Hansjörg Albrecht, Orgel
Groß vorzustellen braucht man ihn nicht mehr, mittlerweile
zählt Hansjörg Albrecht zu den großen Organisten
seiner Generation. Eine seiner Spezialitäten: Er
transkribiert Werke, die eigentlich gar nicht für Orgel
geschrieben sind. Bei OehmsClassics sind bereits Ausschnitte
aus Richard Wagners Ring der Nibelungen
sowie die Goldberg-Variationen von Johann Sebastian
Bach erschienen. Für seine dritte Aufnahme mit Orgeltranskriptionen
hat sich Hansjörg Albrecht an russische
Klassiker gewagt. Zu hören sind Modest Mussorgskys
Bilder einer Ausstellung: Den Zyklus hat der
Komponist ursprünglich für Klavier geschrieben, von
Maurice Ravel stammt eine Bearbeitung für Orchester.
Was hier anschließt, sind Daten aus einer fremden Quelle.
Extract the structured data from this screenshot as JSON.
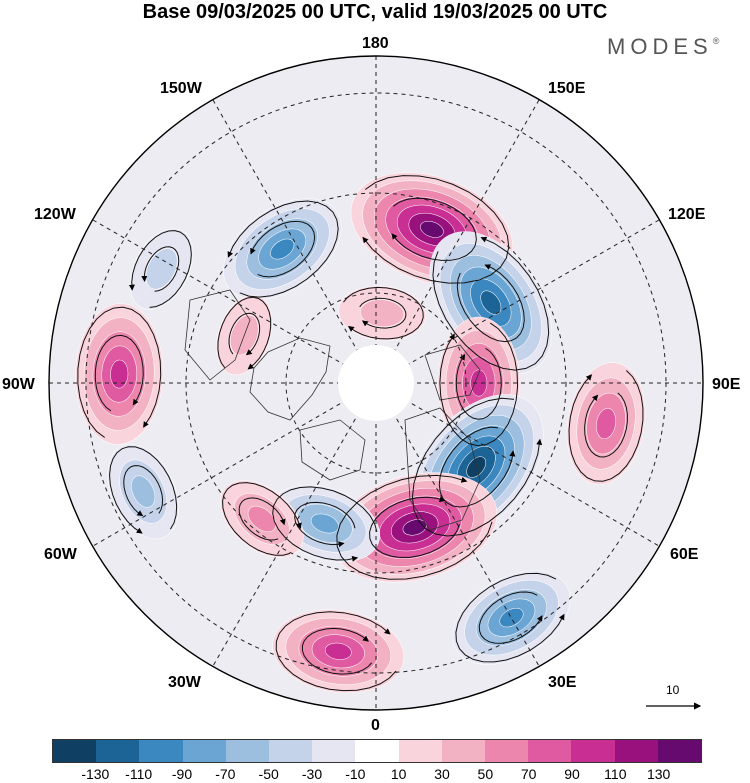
{
  "title": "Base 09/03/2025 00 UTC, valid 19/03/2025 00 UTC",
  "logo": "MODES",
  "logo_mark": "®",
  "longitude_labels": {
    "top": "180",
    "top_left": "150W",
    "top_right": "150E",
    "upper_left": "120W",
    "upper_right": "120E",
    "left": "90W",
    "right": "90E",
    "lower_left": "60W",
    "lower_right": "60E",
    "bottom_left": "30W",
    "bottom_right": "30E",
    "bottom": "0"
  },
  "reference_vector_label": "10",
  "colorbar": {
    "colors": [
      "#0f3f63",
      "#1d6496",
      "#3b87c0",
      "#6aa5d3",
      "#9cbfe0",
      "#c4d2ea",
      "#e6e6f2",
      "#ffffff",
      "#f9d4dc",
      "#f3b2c3",
      "#ec86ad",
      "#e05aa1",
      "#c92e93",
      "#99117d",
      "#660a70"
    ],
    "tick_labels": [
      "-130",
      "-110",
      "-90",
      "-70",
      "-50",
      "-30",
      "-10",
      "10",
      "30",
      "50",
      "70",
      "90",
      "110",
      "130"
    ]
  },
  "anomaly_centers": [
    {
      "lon": 160,
      "lat": 55,
      "value": 120
    },
    {
      "lon": 125,
      "lat": 60,
      "value": -110
    },
    {
      "lon": 90,
      "lat": 68,
      "value": 80
    },
    {
      "lon": 80,
      "lat": 40,
      "value": 70
    },
    {
      "lon": 50,
      "lat": 62,
      "value": -120
    },
    {
      "lon": 15,
      "lat": 58,
      "value": 120
    },
    {
      "lon": 30,
      "lat": 32,
      "value": -75
    },
    {
      "lon": -8,
      "lat": 32,
      "value": 80
    },
    {
      "lon": -20,
      "lat": 58,
      "value": -60
    },
    {
      "lon": -40,
      "lat": 52,
      "value": 40
    },
    {
      "lon": -65,
      "lat": 35,
      "value": -45
    },
    {
      "lon": -92,
      "lat": 35,
      "value": 90
    },
    {
      "lon": -118,
      "lat": 38,
      "value": -30
    },
    {
      "lon": -145,
      "lat": 55,
      "value": -80
    },
    {
      "lon": -110,
      "lat": 60,
      "value": 25
    },
    {
      "lon": 175,
      "lat": 75,
      "value": 30
    }
  ]
}
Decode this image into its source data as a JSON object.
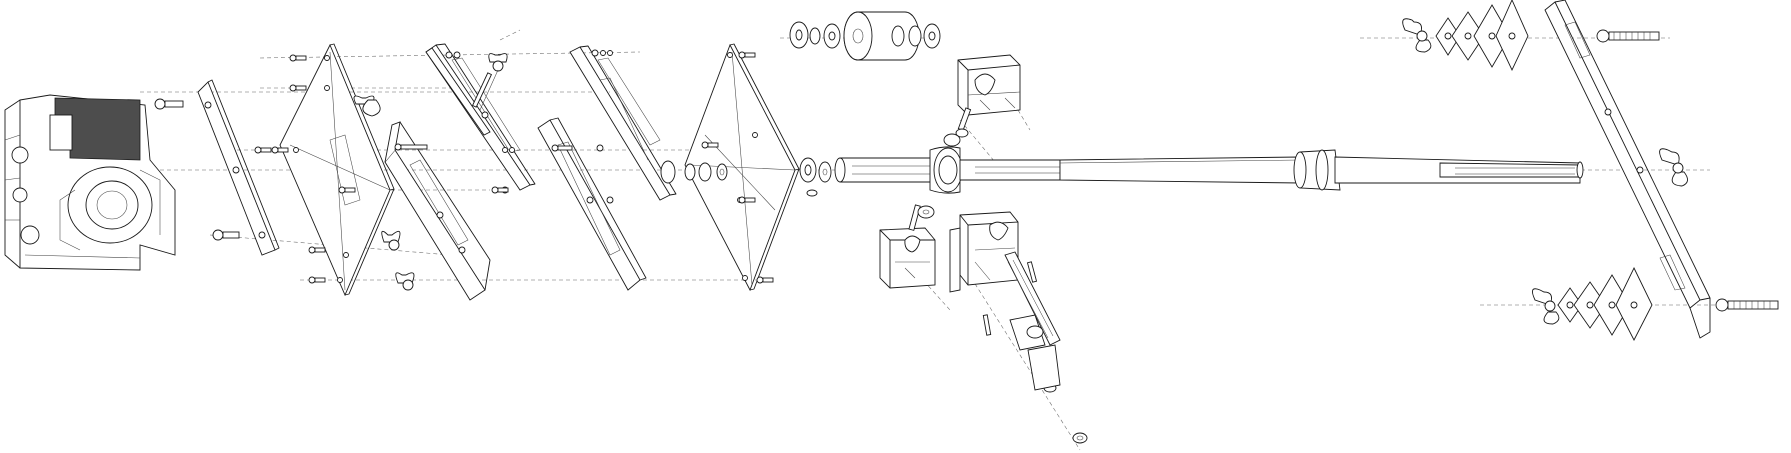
{
  "diagram": {
    "type": "exploded-assembly-line-drawing",
    "colors": {
      "line": "#1a1a1a",
      "fill": "#ffffff",
      "shade": "#4d4d4d",
      "centerline": "#666666"
    },
    "components": [
      "camera-body",
      "quick-release-plate",
      "mounting-plate-a",
      "angle-bracket-a",
      "sliding-plate-a",
      "angle-bracket-b",
      "mounting-plate-b",
      "washer-stack",
      "thumb-knob",
      "clamp-block-upper",
      "main-threaded-rod",
      "clamp-block-lower-left",
      "clamp-block-lower-right",
      "vertical-threaded-rod",
      "upper-diamond-spacers",
      "tall-side-bar",
      "lower-diamond-spacers"
    ]
  }
}
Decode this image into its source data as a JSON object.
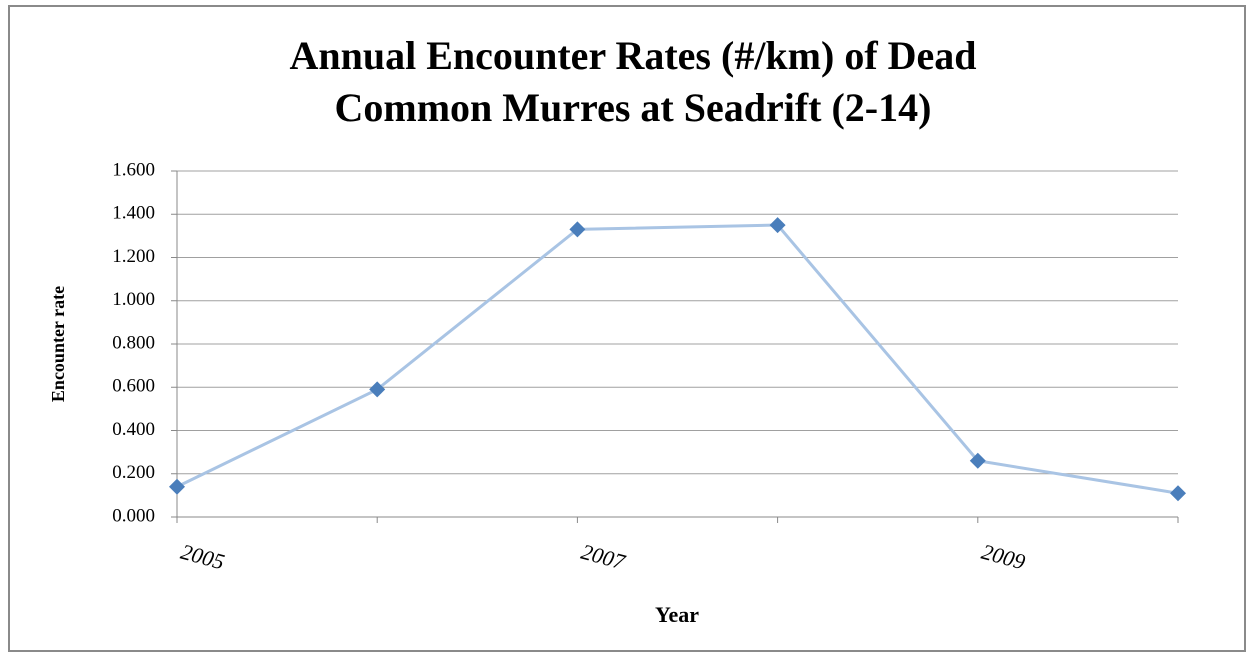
{
  "chart_data": {
    "type": "line",
    "title": [
      "Annual Encounter Rates (#/km) of Dead",
      "Common Murres at Seadrift (2-14)"
    ],
    "x_label": "Year",
    "y_label": "Encounter rate",
    "categories": [
      "2005",
      null,
      "2007",
      null,
      "2009",
      null
    ],
    "series": [
      {
        "name": "Encounter rate",
        "color": "#4a7ebb",
        "line_color": "#a9c4e4",
        "values": [
          0.14,
          0.59,
          1.33,
          1.35,
          0.26,
          0.11
        ]
      }
    ],
    "ylim": [
      0,
      1.6
    ],
    "yticks": [
      {
        "value": 0,
        "label": "0.000"
      },
      {
        "value": 0.2,
        "label": "0.200"
      },
      {
        "value": 0.4,
        "label": "0.400"
      },
      {
        "value": 0.6,
        "label": "0.600"
      },
      {
        "value": 0.8,
        "label": "0.800"
      },
      {
        "value": 1.0,
        "label": "1.000"
      },
      {
        "value": 1.2,
        "label": "1.200"
      },
      {
        "value": 1.4,
        "label": "1.400"
      },
      {
        "value": 1.6,
        "label": "1.600"
      }
    ],
    "grid": true,
    "legend": false
  }
}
Dagegen hat Sergei Rachmaninow seine Toteninsel für
Orchester komponiert. Die Sinfonische Dichtung verarbeitet
das gleichnamige berühmte Bild von Arnold
Böcklin. Mit Petruschka für großes Orchester hat wiederum
Igor Stravinsky 1911 einen regelrechten Skandal
ausgelöst: Zu kühn war die motorische Rhythmik.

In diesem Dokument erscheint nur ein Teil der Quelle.